Re: Problem in publishing multilingual HTML document on web in UTF-8 encoding from Sebastian Redl on 2006-06-03 (www-html@w3.org from June 2006)

From: Sebastian Redl <sebastian.redl@getdesigned.at>
Date: Sat, 03 Jun 2006 15:31:00 +0200
To: www-html@w3.org
Message-ID: <44818F14.5020608@getdesigned.at>

Philip TAYLOR wrote:

> That certainly addresses my paradox issue, but seems to suggest (to me)
> that a single document may actually use two (or perhaps more) character
> sets, one which obtains up to the point of the META element, and another
> thereafter.  If this were not the case, the parenthesis "(at least until
> the META element is parsed)" would appear to be redundant.

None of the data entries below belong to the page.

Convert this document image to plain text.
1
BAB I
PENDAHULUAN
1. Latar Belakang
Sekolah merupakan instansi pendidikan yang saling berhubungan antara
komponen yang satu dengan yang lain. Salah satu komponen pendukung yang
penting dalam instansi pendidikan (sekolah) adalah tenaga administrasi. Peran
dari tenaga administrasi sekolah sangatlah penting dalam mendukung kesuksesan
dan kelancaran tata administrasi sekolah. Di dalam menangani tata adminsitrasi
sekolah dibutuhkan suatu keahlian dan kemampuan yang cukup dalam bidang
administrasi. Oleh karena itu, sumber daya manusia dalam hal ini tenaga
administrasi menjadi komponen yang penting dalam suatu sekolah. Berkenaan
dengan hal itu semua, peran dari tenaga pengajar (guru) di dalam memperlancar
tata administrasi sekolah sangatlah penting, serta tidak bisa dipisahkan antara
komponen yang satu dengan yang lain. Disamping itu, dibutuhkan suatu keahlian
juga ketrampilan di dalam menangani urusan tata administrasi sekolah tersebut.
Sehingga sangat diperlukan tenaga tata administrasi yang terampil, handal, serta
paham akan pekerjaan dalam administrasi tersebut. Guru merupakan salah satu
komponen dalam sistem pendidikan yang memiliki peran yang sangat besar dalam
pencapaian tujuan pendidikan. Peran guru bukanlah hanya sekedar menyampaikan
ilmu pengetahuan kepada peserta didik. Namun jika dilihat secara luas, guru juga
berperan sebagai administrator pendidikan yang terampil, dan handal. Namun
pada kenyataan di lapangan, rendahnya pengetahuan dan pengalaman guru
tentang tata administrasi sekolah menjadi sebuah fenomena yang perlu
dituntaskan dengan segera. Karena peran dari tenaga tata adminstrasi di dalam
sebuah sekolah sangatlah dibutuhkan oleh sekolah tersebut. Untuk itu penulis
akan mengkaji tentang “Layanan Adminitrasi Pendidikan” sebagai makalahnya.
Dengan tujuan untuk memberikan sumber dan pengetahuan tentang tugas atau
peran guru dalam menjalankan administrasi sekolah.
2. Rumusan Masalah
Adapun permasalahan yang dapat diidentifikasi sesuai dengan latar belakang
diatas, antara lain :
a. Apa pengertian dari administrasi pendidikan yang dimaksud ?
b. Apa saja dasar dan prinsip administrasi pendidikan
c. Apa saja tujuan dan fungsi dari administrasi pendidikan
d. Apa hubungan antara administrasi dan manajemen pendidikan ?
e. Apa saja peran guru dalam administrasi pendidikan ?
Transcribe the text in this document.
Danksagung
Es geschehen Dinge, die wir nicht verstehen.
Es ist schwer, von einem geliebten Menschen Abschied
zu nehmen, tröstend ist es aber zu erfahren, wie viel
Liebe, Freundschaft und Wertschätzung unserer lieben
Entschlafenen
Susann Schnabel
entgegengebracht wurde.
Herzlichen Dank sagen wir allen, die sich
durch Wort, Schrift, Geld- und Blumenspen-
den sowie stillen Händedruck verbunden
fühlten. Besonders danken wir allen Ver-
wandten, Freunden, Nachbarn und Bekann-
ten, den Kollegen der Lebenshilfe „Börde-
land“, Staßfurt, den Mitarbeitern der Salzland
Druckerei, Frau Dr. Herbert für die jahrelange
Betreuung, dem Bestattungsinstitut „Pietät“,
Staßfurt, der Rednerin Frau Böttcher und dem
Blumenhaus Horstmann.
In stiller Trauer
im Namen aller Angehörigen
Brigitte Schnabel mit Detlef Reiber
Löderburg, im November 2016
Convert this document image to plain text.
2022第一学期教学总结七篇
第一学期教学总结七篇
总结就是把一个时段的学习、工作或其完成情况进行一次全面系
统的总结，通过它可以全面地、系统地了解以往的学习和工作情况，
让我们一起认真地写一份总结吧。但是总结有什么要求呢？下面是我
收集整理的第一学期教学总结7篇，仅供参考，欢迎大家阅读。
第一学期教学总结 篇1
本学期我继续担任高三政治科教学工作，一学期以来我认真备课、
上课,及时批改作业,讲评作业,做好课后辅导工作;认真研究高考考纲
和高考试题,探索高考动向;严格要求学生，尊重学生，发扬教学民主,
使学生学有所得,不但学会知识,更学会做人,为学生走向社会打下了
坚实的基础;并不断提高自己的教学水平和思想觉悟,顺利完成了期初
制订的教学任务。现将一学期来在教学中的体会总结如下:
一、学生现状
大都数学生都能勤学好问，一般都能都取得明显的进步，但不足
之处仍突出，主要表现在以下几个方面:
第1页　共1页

Not true. To me, this suggests that the whole construct is only valid in 
character sets that have the ASCII set as a direct subset, such as UTF-8 
and ISO-8859-*, but only after the meta may characters outside the ASCII 
range appear. It is not valid, however, to change the character set 
completely with the meta element.

> Is this at the heart of Ian's ("Hixie"s) example :
>
>     <meta http-equiv="content-type" content="text/html; charset=utf-16">
>
> was everything prior to and including this in UTF-8, and everything
> thereafter in UTF-16 ?

With my understanding, unless the character coding is signalled through 
some other way (Content-type HTTP header or similar mechanism), such 
code is invalid, except for UTF-16 and UTF-8, provided that the same 
support requirement applies to HTML as does to XML. (I'm not that 
familiar with the HTML spec.)

Sebastian Redl

Received on Saturday, 3 June 2006 13:30:55 UTC